Can You Buy Stocks Under 18? A Look at Your Options
Understand how minors can invest in stocks, navigating legal frameworks and utilizing custodial accounts for future financial growth.
Understand how minors can invest in stocks, navigating legal frameworks and utilizing custodial accounts for future financial growth.
Investing in the stock market can be a valuable way to build wealth over time, and many individuals consider starting this process early. However, a common question arises regarding whether individuals under the age of 18 can directly participate in stock ownership. The legal framework surrounding minors and financial contracts introduces specific considerations that shape the available avenues for youthful investors.
Minors generally face restrictions when attempting to directly own or purchase stocks in their own name. This limitation stems from the legal concept of contractual capacity. Individuals under the age of majority, typically 18, are usually not considered to possess the full legal competence required to enter into binding agreements. A brokerage agreement, which is necessary to buy and sell securities, is a type of contract. While a minor might physically acquire a stock, any contract they enter into is typically voidable by the minor at their discretion. Due to these inherent legal vulnerabilities and the desire to avoid such risks, financial institutions and brokerage firms universally require account holders to be at least 18 years old to open a standard investment account.
To address the limitations on direct ownership, custodial accounts provide a structured and legal mechanism for minors to own investments. These accounts hold assets in the minor’s name, but an adult, known as the custodian, manages the investments. The two primary types of custodial accounts are established under the Uniform Gifts to Minors Act (UGMA) and the Uniform Transfers to Minors Act (UTMA). UGMA accounts typically allow for financial assets such as cash, stocks, bonds, and mutual funds. UTMA accounts offer broader flexibility, permitting the inclusion of financial assets along with physical assets like real estate, artwork, and intellectual property.

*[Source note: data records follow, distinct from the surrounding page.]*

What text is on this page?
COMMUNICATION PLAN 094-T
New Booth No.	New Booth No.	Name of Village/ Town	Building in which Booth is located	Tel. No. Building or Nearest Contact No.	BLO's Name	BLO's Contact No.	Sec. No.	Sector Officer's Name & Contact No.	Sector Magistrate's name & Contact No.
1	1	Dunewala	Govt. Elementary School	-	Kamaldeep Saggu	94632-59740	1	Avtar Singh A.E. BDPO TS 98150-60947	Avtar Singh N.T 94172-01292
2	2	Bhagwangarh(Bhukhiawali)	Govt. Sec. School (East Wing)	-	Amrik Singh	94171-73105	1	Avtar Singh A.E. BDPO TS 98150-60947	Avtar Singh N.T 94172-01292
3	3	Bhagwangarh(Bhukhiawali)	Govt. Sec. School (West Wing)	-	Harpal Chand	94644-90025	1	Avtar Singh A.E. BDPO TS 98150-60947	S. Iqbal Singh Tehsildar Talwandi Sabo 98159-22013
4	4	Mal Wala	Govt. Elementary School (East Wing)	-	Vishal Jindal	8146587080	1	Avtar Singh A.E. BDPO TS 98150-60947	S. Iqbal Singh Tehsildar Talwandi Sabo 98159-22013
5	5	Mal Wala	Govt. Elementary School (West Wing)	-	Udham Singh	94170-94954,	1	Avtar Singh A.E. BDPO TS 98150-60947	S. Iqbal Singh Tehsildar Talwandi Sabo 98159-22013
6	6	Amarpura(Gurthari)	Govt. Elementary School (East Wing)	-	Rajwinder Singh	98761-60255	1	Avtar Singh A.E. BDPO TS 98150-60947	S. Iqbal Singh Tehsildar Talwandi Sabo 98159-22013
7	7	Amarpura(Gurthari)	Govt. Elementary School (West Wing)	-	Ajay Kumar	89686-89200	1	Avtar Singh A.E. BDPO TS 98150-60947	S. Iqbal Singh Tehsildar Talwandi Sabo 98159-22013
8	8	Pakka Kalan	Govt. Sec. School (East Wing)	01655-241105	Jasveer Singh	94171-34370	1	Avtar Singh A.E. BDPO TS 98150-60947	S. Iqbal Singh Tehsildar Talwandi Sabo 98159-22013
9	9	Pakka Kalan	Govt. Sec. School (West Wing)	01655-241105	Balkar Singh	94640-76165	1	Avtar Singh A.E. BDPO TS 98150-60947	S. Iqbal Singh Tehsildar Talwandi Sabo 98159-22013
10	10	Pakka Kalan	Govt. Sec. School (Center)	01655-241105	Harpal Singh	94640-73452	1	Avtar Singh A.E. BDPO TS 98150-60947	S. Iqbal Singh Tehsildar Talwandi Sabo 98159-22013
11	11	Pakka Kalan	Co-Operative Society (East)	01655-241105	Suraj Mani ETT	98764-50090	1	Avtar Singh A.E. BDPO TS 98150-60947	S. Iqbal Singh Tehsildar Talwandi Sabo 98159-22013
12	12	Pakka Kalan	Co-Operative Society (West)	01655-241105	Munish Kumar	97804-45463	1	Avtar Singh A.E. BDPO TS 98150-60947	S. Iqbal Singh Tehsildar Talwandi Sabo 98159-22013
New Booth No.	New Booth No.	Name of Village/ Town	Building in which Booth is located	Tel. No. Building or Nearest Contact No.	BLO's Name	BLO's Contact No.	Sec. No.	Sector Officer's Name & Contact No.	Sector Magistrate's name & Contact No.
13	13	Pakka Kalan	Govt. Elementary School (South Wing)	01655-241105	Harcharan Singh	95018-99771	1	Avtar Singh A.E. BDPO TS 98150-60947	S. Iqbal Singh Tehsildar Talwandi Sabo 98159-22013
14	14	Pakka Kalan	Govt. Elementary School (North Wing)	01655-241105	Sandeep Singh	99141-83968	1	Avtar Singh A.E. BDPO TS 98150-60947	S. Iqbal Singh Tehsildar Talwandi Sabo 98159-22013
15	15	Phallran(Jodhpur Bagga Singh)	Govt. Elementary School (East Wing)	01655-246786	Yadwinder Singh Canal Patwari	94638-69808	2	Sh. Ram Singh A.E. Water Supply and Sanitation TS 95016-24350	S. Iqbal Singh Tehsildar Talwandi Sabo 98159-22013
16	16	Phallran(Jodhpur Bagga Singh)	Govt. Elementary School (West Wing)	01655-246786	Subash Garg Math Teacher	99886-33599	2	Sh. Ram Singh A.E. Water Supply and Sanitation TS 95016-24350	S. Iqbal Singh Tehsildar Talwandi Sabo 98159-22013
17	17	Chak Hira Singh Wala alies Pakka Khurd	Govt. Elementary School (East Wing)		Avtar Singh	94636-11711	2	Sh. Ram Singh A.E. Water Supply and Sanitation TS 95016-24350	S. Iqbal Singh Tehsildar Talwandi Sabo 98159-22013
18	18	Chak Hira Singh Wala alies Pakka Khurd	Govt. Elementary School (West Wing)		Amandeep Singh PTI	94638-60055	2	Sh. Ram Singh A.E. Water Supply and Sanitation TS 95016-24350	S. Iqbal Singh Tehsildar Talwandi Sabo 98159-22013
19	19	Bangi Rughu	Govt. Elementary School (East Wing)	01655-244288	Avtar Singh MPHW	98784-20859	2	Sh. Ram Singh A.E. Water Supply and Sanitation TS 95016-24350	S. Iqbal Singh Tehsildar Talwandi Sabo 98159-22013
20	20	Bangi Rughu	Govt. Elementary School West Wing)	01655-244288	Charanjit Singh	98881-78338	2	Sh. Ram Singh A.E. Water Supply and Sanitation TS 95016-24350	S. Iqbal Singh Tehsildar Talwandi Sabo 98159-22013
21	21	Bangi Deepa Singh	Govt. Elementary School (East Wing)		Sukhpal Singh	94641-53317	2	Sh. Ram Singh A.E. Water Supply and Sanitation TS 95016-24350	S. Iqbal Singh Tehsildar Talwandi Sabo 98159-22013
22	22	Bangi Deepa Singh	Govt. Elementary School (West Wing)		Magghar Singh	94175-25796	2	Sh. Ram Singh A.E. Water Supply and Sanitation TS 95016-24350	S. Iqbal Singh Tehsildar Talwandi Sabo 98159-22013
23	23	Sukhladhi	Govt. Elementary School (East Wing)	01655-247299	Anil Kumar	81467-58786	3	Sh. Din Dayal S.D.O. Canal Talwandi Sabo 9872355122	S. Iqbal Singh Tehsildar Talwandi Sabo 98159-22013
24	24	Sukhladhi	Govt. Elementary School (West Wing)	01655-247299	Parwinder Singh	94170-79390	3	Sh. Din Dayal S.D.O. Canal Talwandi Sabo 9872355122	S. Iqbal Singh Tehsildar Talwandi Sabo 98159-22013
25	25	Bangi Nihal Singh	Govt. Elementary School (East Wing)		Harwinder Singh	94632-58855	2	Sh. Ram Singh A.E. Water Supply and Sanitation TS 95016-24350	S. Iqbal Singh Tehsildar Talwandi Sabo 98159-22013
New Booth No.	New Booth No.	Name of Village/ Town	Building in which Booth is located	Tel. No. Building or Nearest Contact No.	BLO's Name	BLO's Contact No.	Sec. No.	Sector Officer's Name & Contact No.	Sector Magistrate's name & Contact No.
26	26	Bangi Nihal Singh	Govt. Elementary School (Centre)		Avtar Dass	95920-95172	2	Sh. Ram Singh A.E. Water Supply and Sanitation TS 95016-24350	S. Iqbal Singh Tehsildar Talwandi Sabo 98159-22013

Any adult can serve as the custodian for these accounts. The custodian has a fiduciary duty, meaning they must manage the investments responsibly and solely for the minor’s well-being. Once a gift is made to a custodial account, it is irrevocable, becoming the legal property of the minor even though the custodian controls it until the minor reaches the age of majority. When opening a custodial account, specific information is required for both the custodian and the minor beneficiary. The custodian typically provides their Social Security Number, date of birth, current address, and contact information, while the minor beneficiary’s Social Security Number and date of birth are necessary.
Major brokerage firms, mutual fund companies, and even some banks commonly offer custodial accounts. The application process typically involves the custodian completing paperwork on behalf of the minor, often online. Initial and subsequent contributions to the account can be made through various methods, including electronic transfers, checks, or even transfers of existing stock.
The custodian assumes ongoing responsibilities, making all investment decisions, maintaining accurate records of transactions, and ensuring that all funds and assets are utilized strictly for the minor’s benefit. This oversight continues until the minor reaches a specific age, at which point the account transitions. When the minor reaches the age of majority, which is typically 18 or 21 depending on the state where the account was established, control of the assets must be transferred to the now-adult beneficiary. The process involves re-registering the account in the adult’s name, granting them full legal control and discretion over the funds.
Investments held in a minor’s name, predominantly through custodial accounts, are subject to specific tax rules, notably the “Kiddie Tax.” The Kiddie Tax applies to a minor’s unearned income, which includes investment earnings such as dividends, interest, and capital gains. For the 2025 tax year, the first $1,350 of unearned income is tax-free. The next $1,350 is taxed at the child’s rate, and amounts above $2,700 are taxed at the parent’s marginal rate.
Investment income from these accounts is typically reported on IRS Form 8615, “Tax for Certain Children Who Have Unearned Income,” which must be filed with the child’s tax return if their unearned income exceeds the threshold. Alternatively, parents may elect to report the child’s interest and dividends on their own tax return using IRS Form 8814 if the child’s gross income is below a certain amount.
Beyond custodial accounts, several other strategies exist for parents or guardians to save and invest for a minor’s future.
529 Plans: These are specifically designed for education savings, offering tax benefits when funds are used for qualified educational expenses. Contributions are made with after-tax dollars, and earnings grow tax-deferred, with qualified withdrawals being tax-free. Unlike custodial accounts, 529 plans are considered parental assets for financial aid purposes, which can result in a lower impact on eligibility.
U.S. Savings Bonds: A low-risk savings option, these bonds (Series EE and Series I) are purchased through the TreasuryDirect website and can be held in a minor-linked account managed by an adult. They offer interest over time and are considered a secure investment backed by the U.S. government.
Minor IRAs: Often structured as custodial IRAs, these allow a minor to contribute if they have earned income. These accounts function similarly to adult IRAs, with contributions limited to the lesser of the annual contribution limit or the minor’s earned income for the year. They provide a way for minors to begin saving for retirement with potential tax advantages, especially if established as a Roth IRA where qualified withdrawals in retirement are tax-free.